How fortunate we were to have this experience and wake up to this every morning! We were though camping at an altitude of around 11,000'. This meant we really had to stay hydrated (but not over hydrate), we had to consciously breathe and deeply, to get as much oxygen as we could, we had to make sure we didn't get any of the slightest signs of altitude sickness- dizziness, light headedness, headaches, nausea. The only way to treat altitude sickness is to get down to a lower altitude and seek medical attention if it does not subside.
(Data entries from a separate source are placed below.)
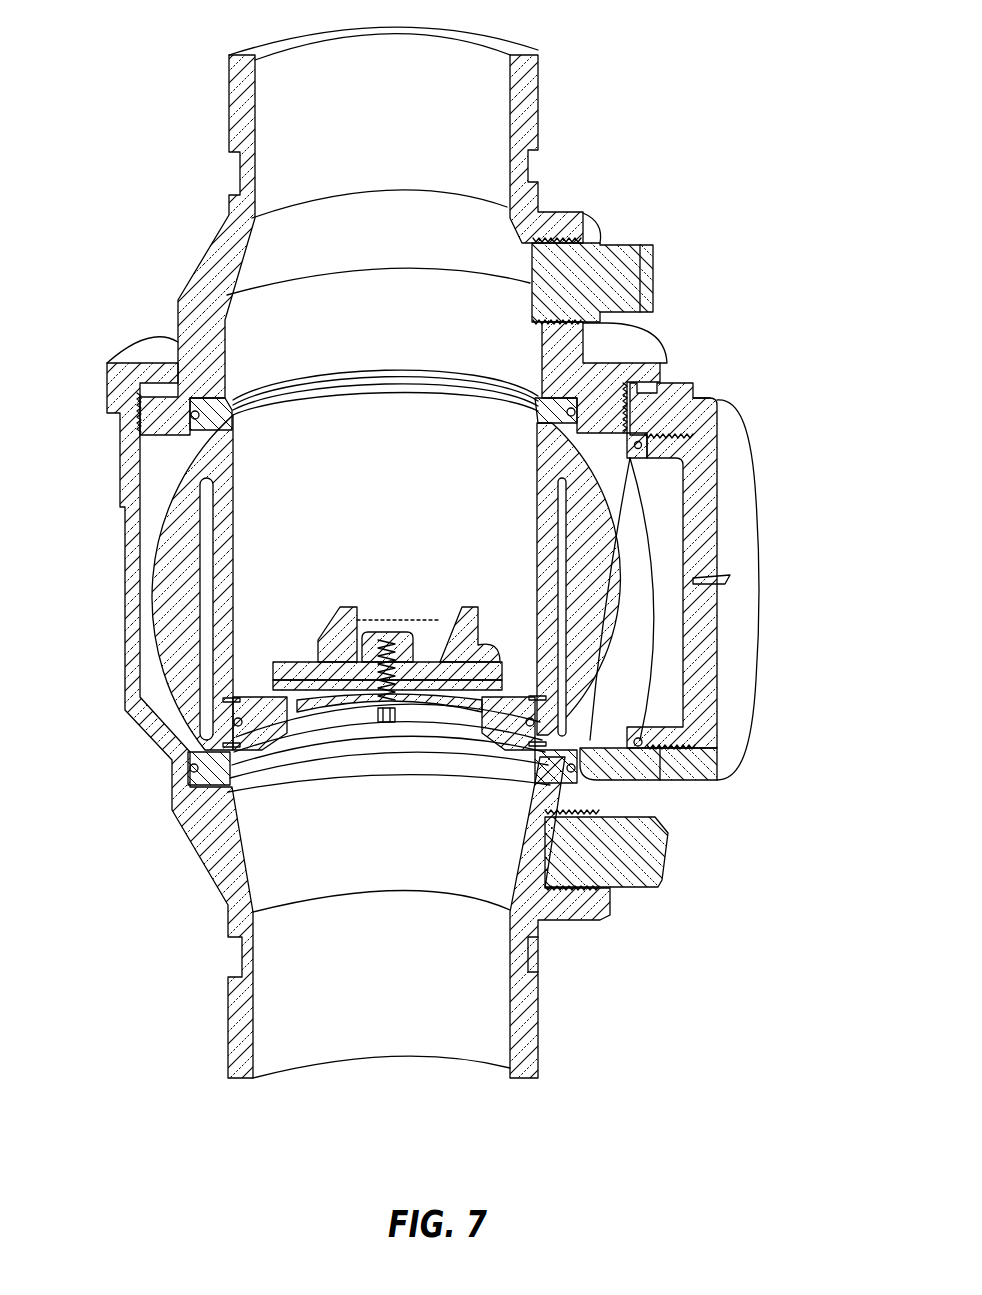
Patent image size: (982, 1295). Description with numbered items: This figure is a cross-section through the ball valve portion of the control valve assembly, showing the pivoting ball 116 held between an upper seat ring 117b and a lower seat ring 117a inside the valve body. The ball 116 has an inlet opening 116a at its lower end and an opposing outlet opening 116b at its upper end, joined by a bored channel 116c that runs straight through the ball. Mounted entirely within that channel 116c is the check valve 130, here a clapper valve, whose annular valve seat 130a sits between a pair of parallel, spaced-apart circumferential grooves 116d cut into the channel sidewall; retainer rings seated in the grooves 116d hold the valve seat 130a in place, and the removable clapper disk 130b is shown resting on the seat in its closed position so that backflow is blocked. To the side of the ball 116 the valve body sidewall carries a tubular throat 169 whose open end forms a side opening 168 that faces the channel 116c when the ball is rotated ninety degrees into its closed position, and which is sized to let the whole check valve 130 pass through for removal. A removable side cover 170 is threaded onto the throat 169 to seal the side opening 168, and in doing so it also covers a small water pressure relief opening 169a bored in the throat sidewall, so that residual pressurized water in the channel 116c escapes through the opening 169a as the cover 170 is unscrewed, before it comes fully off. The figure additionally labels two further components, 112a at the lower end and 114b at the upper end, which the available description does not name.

The lower body / inlet pipe 112a is at (240, 1078).
The upper outlet pipe 114b is at (240, 50).
The pivoting ball 116 is at (324, 582).
The inlet opening 116a is at (295, 750).
The outlet opening 116b is at (302, 400).
The channel 116c is at (270, 565).
The annular grooves 116d is at (228, 745).
The seat ring 117a is at (212, 775).
The seat ring 117b is at (205, 423).
The check valve 130 is at (326, 714).
The valve seat 130a is at (262, 720).
The clapper disk 130b is at (303, 653).
The side opening 168 is at (697, 417).
The throat 169 is at (709, 630).
The water pressure relief opening 169a is at (662, 780).
The side cover 170 is at (748, 543).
Clear nights meant amazing moon views. The moon was waxing, making its way to full. That meant a bright moon which made it harder to see stars, and even in the dead of night, it felt like we were sleeping under street lamps! Clear nights also meant cold, without clouds to act as insulators, heat escaped through the very thin atmosphere we were in, making for some seriously cold nights.

Does the 11,000' in altitude allow you to get a closer, better shot of the moon? Maybe! We went to bed at dark every night (between 9-10pm, 10pm would be considered a late night!) and had a fire ban, due to the dryness of the area, and wildfires not too far from us-- so bed time came early, but so did breakfast.